Diaconal ministry is a gift to the Church, but it is not priestly ministry nor does it take the place of the ministry of the baptized faithful.
Diaconal ministry is still a work in progress. While there have always been deacons in the Church (all priests are first ordained deacons), the permanent diaconate is a restored ministry in the Church of only about 50 years after many centuries of being suppressed. Deacons are not laity although they work and live in the world and may be married and have families, nor are they priests. They do not have priestly orders. They are ministers of charity and the Word.
When the permanent diaconate was restored, it was thought it would be primarily in mission lands.
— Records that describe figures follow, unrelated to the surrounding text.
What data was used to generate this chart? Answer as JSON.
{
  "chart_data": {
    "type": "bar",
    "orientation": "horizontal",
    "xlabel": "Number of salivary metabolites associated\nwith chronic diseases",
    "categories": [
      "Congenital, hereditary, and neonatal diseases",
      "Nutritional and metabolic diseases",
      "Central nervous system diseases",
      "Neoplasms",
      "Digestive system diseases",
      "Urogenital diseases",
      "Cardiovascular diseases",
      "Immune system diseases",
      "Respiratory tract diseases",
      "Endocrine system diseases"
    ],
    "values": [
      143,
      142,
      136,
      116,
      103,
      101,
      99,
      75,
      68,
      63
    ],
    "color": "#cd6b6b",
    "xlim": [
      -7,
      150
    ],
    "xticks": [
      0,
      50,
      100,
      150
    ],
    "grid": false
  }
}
Instead, the vast majority of deacons are found in the U.S. and the most of these are found only in a few dioceses. Our archdiocese has one of the largest numbers of deacons in the world!!! Surprisingly, the average age of deacons is older than that of priests. Please keep all of our deacons and our lay ministers in your prayers and pray for more vocations to all Church ministries.